Library of Congress wins special Grammy Award
This combination of Associated Press file photos shows Steven Herman, left, head of the Library of Congress storage facility, at the Library of Congress in 2003, in Washington, and right, a "bookBot", an automated retrieval system at the James B. Hunt Jr. Library at North Carolina State University in 2013, in Raleigh, N.C. Many middle-class workers have lost jobs because powerful software and computerized machines are doing tasks that only humans could do before. (AP Photo)
WASHINGTON (AP) — The music industry honored the Library of Congress with a special Grammy Award on Wednesday night for its work over the past decade to preserve historic audio recordings, along with honors for Jennifer Hudson.

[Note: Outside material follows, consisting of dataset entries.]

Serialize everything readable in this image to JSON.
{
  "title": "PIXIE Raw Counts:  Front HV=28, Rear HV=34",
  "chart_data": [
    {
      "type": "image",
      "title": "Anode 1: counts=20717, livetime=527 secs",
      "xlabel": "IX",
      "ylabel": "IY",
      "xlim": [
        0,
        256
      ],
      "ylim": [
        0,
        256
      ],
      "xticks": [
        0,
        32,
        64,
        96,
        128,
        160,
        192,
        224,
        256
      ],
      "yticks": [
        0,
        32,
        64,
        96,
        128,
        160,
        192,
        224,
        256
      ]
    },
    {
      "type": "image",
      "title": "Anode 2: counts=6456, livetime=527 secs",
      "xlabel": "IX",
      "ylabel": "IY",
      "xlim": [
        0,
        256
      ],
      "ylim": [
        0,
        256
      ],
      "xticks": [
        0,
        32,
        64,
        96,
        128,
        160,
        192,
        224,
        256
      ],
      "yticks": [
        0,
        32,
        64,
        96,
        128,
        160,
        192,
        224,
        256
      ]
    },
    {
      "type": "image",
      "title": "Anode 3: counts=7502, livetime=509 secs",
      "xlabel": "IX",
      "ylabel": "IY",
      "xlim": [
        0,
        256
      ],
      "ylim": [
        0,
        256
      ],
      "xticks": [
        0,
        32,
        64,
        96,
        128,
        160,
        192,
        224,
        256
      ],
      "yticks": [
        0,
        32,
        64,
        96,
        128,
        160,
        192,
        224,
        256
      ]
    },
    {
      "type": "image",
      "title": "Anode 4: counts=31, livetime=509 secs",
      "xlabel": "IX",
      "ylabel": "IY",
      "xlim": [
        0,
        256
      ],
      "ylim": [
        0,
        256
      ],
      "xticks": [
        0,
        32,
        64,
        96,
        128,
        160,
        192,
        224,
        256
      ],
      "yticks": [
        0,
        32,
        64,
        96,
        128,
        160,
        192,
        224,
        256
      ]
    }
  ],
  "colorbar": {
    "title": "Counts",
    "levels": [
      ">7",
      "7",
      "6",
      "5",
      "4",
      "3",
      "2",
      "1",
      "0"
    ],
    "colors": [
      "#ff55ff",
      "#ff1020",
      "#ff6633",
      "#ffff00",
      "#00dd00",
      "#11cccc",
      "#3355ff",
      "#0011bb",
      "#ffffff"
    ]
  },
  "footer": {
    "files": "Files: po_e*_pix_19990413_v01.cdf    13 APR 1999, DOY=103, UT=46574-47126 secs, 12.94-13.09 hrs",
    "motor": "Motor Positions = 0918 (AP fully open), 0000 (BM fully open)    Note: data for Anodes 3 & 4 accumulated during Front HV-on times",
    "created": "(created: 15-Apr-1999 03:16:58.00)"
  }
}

The Recording Academy presented its Grammys on the Hill Award to the library at an event in Washington, featuring appearances by producer Clive Davis, singer Yolanda Adams and others. The group honored Hudson with a Recording Artist Coalition Award for her charity work and saluted York Community High School near Chicago for its outstanding music program.
Hudson said being recognized for her charitable work stands apart from all her other awards.
"It makes it the most prestigious award to be acknowledged for trying to make a difference," she told The Associated Press. "It's OK to be a celebrity, but the things that matter are when you can change someone's life or help someone."
Librarian of Congress James Billington said he was delighted that the library's preservation work was being honored — but he never expected to win any kind of Grammy.
"I can't even carry a tune, so the thought that I'm being awarded a Grammy will amaze everyone who moves slightly away from me whenever I start singing," he told The Associated Press.
Billington said preservation of the nation's cultural heritage is one of the most neglected issues.
"We are kind of a throw-away society," he said. "We're tremendous at creating things in this country with our freedoms and our richness and variety of forms of cultural expression, but we seem to think things will last forever."
Songwriter Kara DioGuardi said the library's preservation work is critical.
"These are songs that are going to be played for generations to come," she said.
Recording Academy President Neil Portnow said hundreds of musicians will visit Capitol Hill on Thursday to urge lawmakers to protect copyrights for the creators of music and ensure they get paid for their work in the digital age.
California Republican Rep. Kevin McCarthy, the House majority whip, joined Democratic Rep. Steny Hoyer to show support Wednesday night. The guiding premise for intellectual property protections, Hoyer said, is "thou shalt not steal."
The Grammys on the Hill Awards are meant to connect the music industry with the world of policy and politics in Washington.
Daryl Friedman, the Recording Academy's chief lobbyist in Washington, said the library's National Recording Registry goes beyond its practical purpose of ensuring that recordings are preserved for generations to come.
"It raises the profile of great American recordings from all genres, even spoken word, great speeches, great music," he said.
The Grammy Foundation pushed for legislation in Congress more than 10 years ago to create the preservation program at the library. So far, 375 audio recordings have been preserved through the program for their historic, artistic or cultural significance. This year's inductees include Simon and Garfunkel's album "Sounds of Silence" and Chubby Checker's dance hit "The Twist."
The recordings are housed at the library's Packard Campus for Audio Visual Conservation built partially in a bunker in Culpeper, Va. The facility houses more than 6 million items, including about 3.5 million sound recordings.